Two warring tribes in Sudan’s Darfur region have signed a United Nations-facilitated reconciliation agreement aimed at ending nearly four months of violent clashes that have killed more than 200 people and displaced hundreds of others from their villages.
Representatives of the Misseriya and Rezeigat Nouaiba tribes signed the deal yesterday in Zalingei, a major town in West Darfur state, according to a press release issued by the joint African Union-UN Mission peacekeeping force in the region, known as UNAMID.
Sporadic clashes between the two groups first erupted in early March, with the most recent outbreak occurring last week in two villages not far from Zalingei.

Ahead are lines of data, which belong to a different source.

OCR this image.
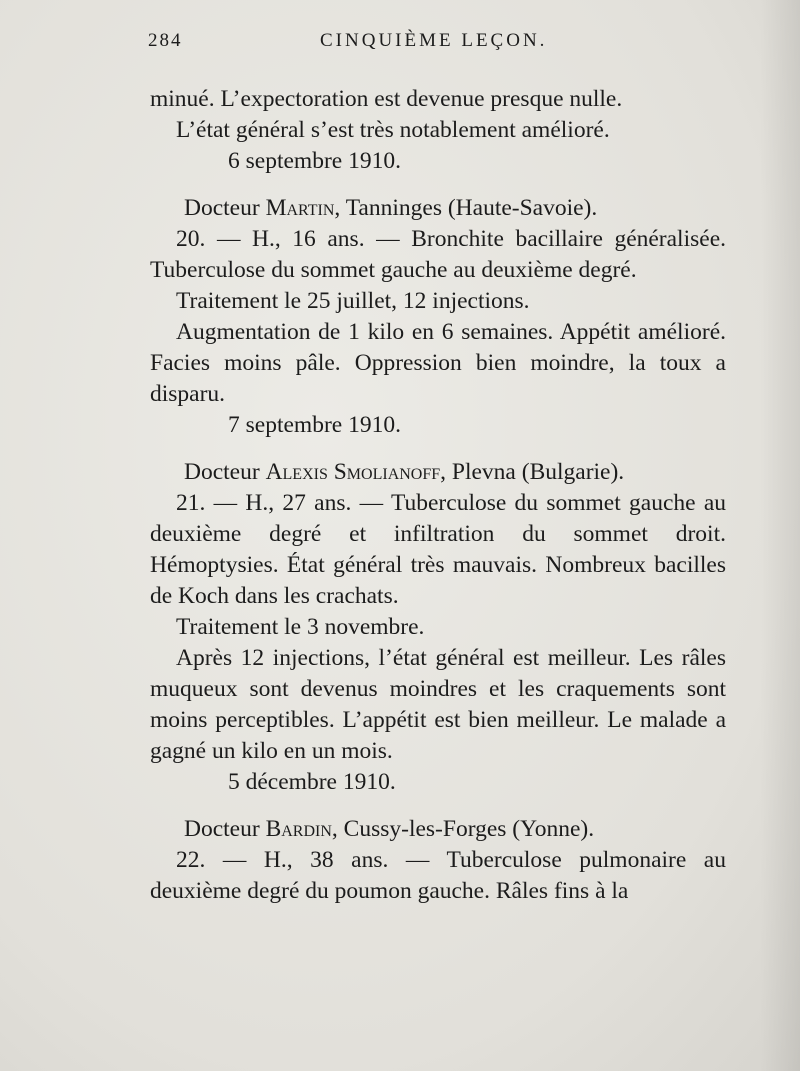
284	CINQUIÈME LEÇON.

minué. L’expectoration est devenue presque nulle.

L’état général s’est très notablement amélioré.

6 septembre 1910.

Docteur Martin, Tanninges (Haute-Savoie).

20. — H., 16 ans. — Bronchite bacillaire généralisée. Tuberculose du sommet gauche au deuxième degré.

Traitement le 25 juillet, 12 injections.

Augmentation de 1 kilo en 6 semaines. Appétit amélioré. Facies moins pâle. Oppression bien moindre, la toux a disparu.

7 septembre 1910.

Docteur Alexis Smolianoff, Plevna (Bulgarie).

21. — H., 27 ans. — Tuberculose du sommet gauche au deuxième degré et infiltration du sommet droit. Hémoptysies. État général très mauvais. Nombreux bacilles de Koch dans les crachats.

Traitement le 3 novembre.

Après 12 injections, l’état général est meilleur. Les râles muqueux sont devenus moindres et les craquements sont moins perceptibles. L’appétit est bien meilleur. Le malade a gagné un kilo en un mois.

5 décembre 1910.

Docteur Bardin, Cussy-les-Forges (Yonne).

22. — H., 38 ans. — Tuberculose pulmonaire au deuxième degré du poumon gauche. Râles fins à la
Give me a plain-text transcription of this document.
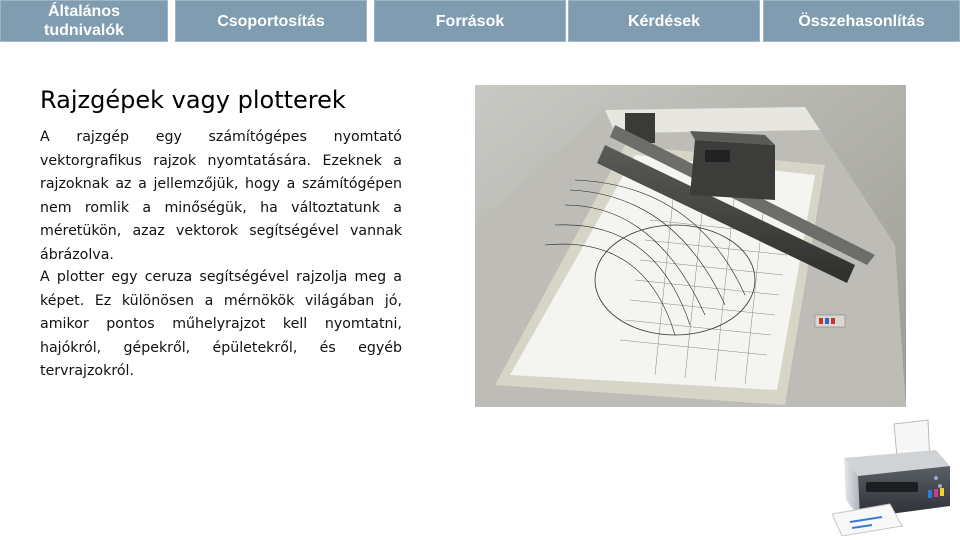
Általános tudnivalók
Csoportosítás	Források	Kérdések	Összehasonlítás
Rajzgépek vagy plotterek

A rajzgép egy számítógépes nyomtató vektorgrafikus rajzok nyomtatására. Ezeknek a rajzoknak az a jellemzőjük, hogy a számítógépen nem romlik a minőségük, ha változtatunk a méretükön, azaz vektorok segítségével vannak ábrázolva.

A plotter egy ceruza segítségével rajzolja meg a képet. Ez különösen a mérnökök világában jó, amikor pontos műhelyrajzot kell nyomtatni, hajókról, gépekről, épületekről, és egyéb tervrajzokról.
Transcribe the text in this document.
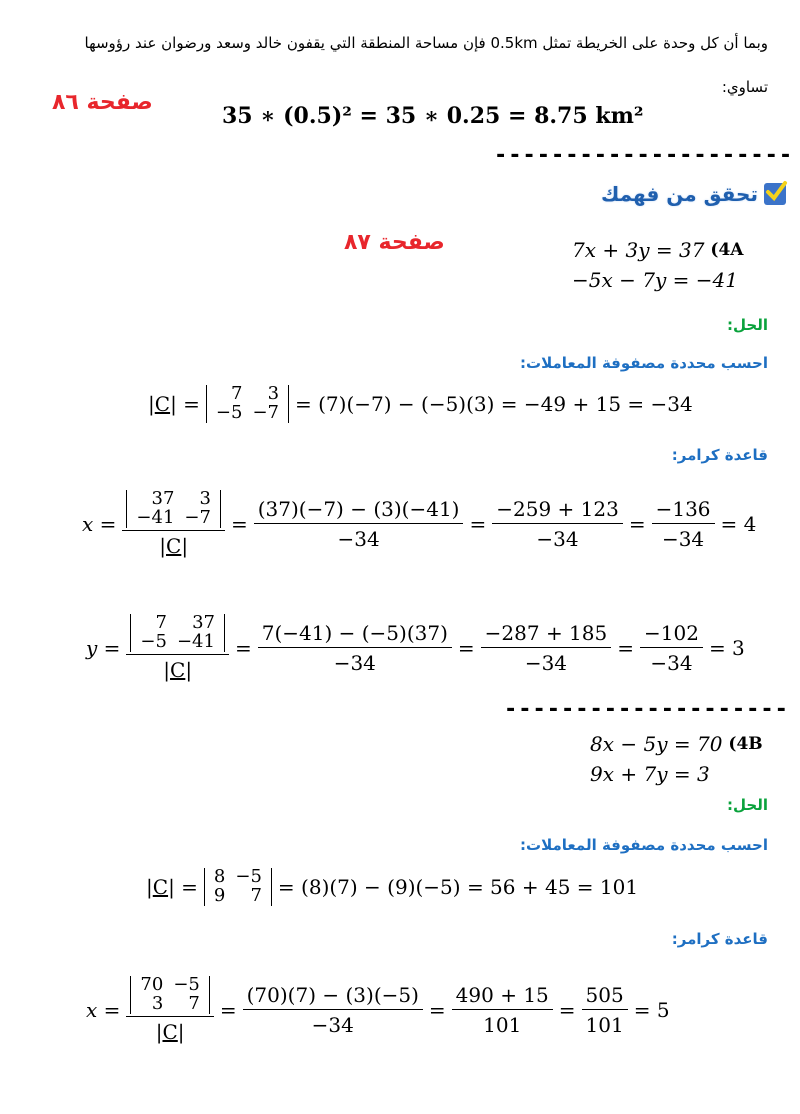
وبما أن كل وحدة على الخريطة تمثل 0.5km فإن مساحة المنطقة التي يقفون خالد وسعد ورضوان عند رؤوسها
تساوي:
صفحة ٨٦
35 ∗ (0.5)² = 35 ∗ 0.25 = 8.75 km²
---------------------
تحقق من فهمك
صفحة ٨٧	7x + 3y = 37 (4A
−5x − 7y = −41
الحل:
احسب محددة مصفوفة المعاملات:
|C| = 7	3
−5	−7 = (7)(−7) − (−5)(3) = −49 + 15 = −34
قاعدة كرامر:
x = 37	3
−41	−7
$|C| = \frac{(37)(-7) - (3)(-41)}{-34} = \frac{-259 + 123}{-34} = \frac{-136}{-34} = 4$
y = 7	37
−5	−41
$|C| = \frac{7(-41) - (-5)(37)}{-34} = \frac{-287 + 185}{-34} = \frac{-102}{-34} = 3$
--------------------
8x − 5y = 70 (4B
9x + 7y = 3
الحل:
احسب محددة مصفوفة المعاملات:
|C| = 8	−5
9	7 = (8)(7) − (9)(−5) = 56 + 45 = 101
قاعدة كرامر:
x = 70	−5
3	7
$|C| = \frac{(70)(7) - (3)(-5)}{-34} = \frac{490 + 15}{101} = \frac{505}{101} = 5$
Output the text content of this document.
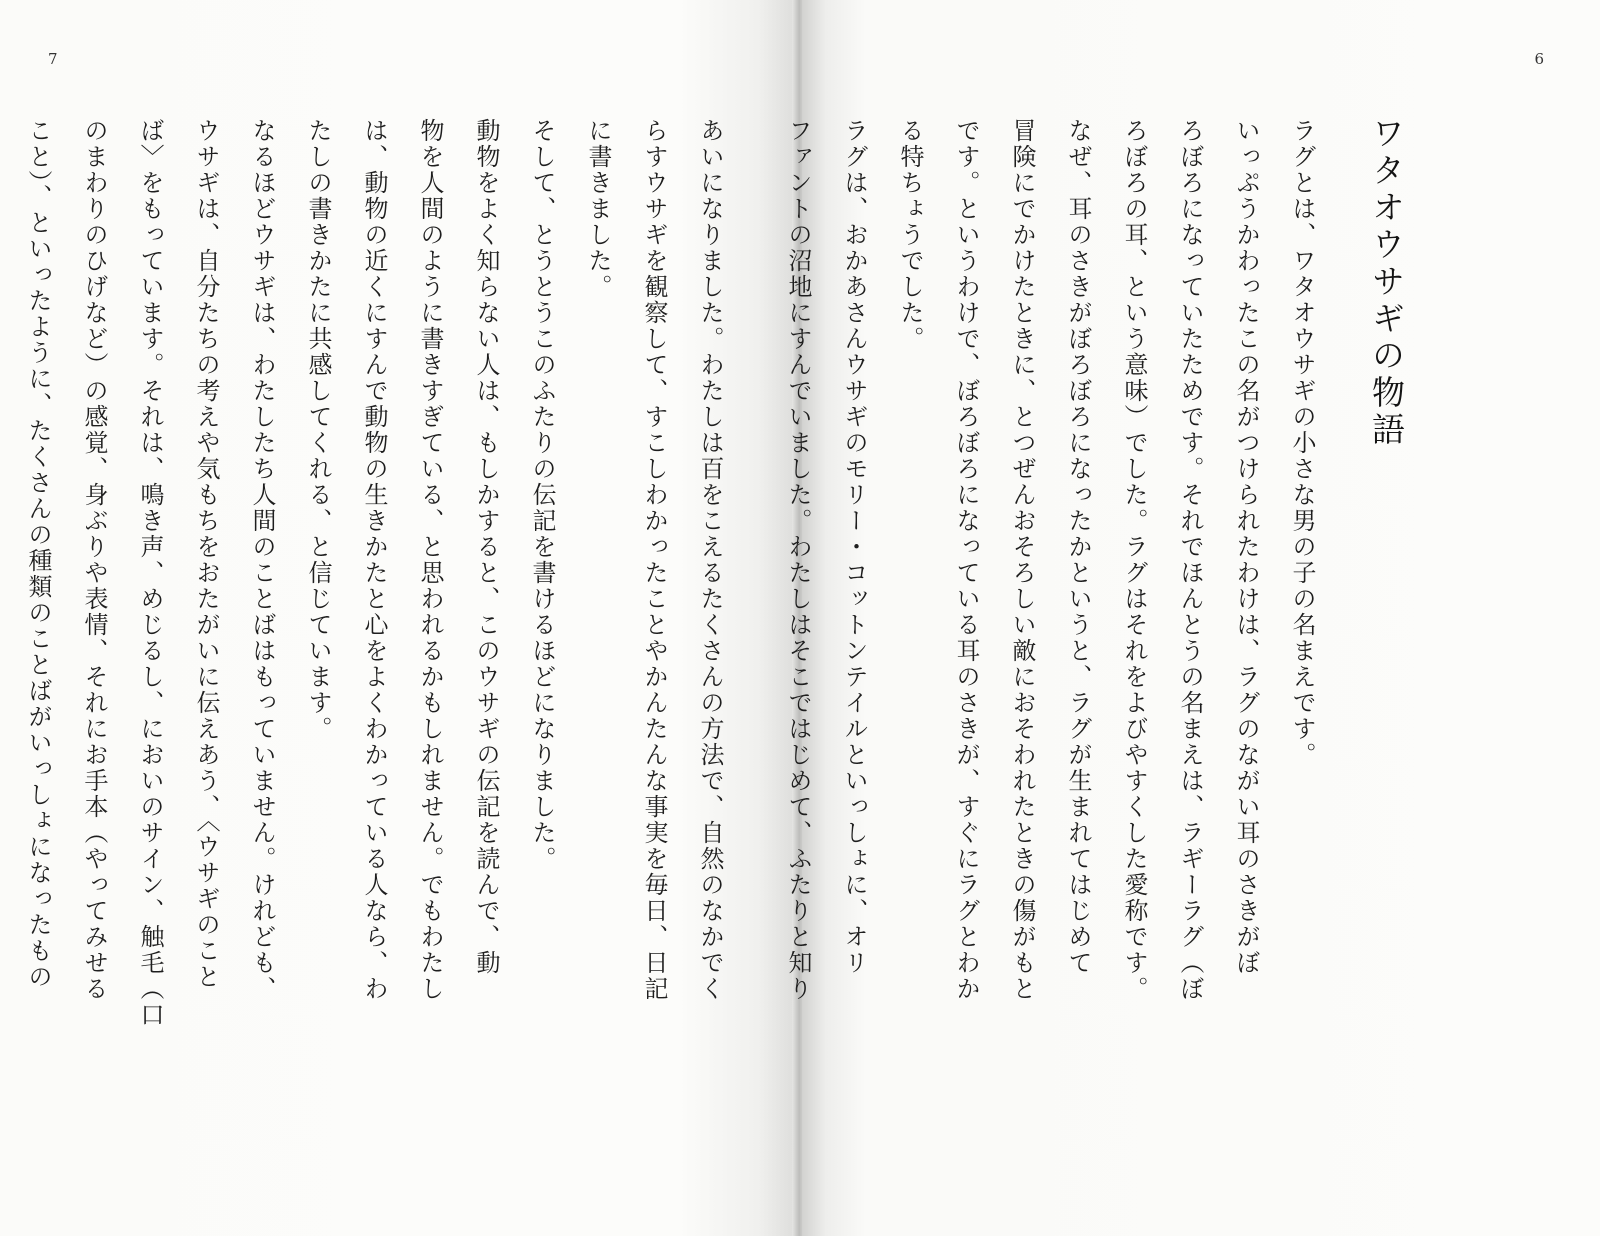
7
あいになりました。わたしは百をこえるたくさんの方法で、自然のなかでく
らすウサギを観察して、すこしわかったことやかんたんな事実を毎日、日記
に書きました。
そして、とうとうこのふたりの伝記を書けるほどになりました。
動物をよく知らない人は、もしかすると、このウサギの伝記を読んで、動
物を人間のように書きすぎている、と思われるかもしれません。でもわたし
は、動物の近くにすんで動物の生きかたと心をよくわかっている人なら、わ
たしの書きかたに共感してくれる、と信じています。
なるほどウサギは、わたしたち人間のことばはもっていません。けれども、
ウサギは、自分たちの考えや気もちをおたがいに伝えあう、〈ウサギのこと
ば〉をもっています。それは、鳴き声、めじるし、においのサイン、触毛（口
のまわりのひげなど）の感覚、身ぶりや表情、それにお手本（やってみせる
こと）、といったように、たくさんの種類のことばがいっしょになったもの
6
ワタオウサギの物語
ラグとは、ワタオウサギの小さな男の子の名まえです。
いっぷうかわったこの名がつけられたわけは、ラグのながい耳のさきがぼ
ろぼろになっていたためです。それでほんとうの名まえは、ラギーラグ（ぼ
ろぼろの耳、という意味）でした。ラグはそれをよびやすくした愛称です。
なぜ、耳のさきがぼろぼろになったかというと、ラグが生まれてはじめて
冒険にでかけたときに、とつぜんおそろしい敵におそわれたときの傷がもと
です。というわけで、ぼろぼろになっている耳のさきが、すぐにラグとわか
る特ちょうでした。
ラグは、おかあさんウサギのモリー・コットンテイルといっしょに、オリ
ファントの沼地にすんでいました。わたしはそこではじめて、ふたりと知り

The latest fighting reportedly killed 20 people.
UNAMID, the Darfur Peace and Reconciliation Council and local leaders and native administrations set up a reconciliation committee earlier this year to try to end the fighting, and a conference was also held last month in Zalingei as part of efforts to tackle the root causes of the conflict.
Tribal clashes in Darfur are often based around disputes over access to scarce resources in the arid and remote region, which lies on Sudan’s western flank.
In the past seven years an estimated 300,000 people have been killed and 2.7 million others have been displaced as a result of fighting between rebels and Government forces backed by allied Janjaweed militiamen. All sides are accused of serious human rights violations.
UNAMID has been in place since the start of 2008, succeeding an earlier AU-only mission in the war-torn region. Its headquarters are in the North Darfur state capital of El Fasher.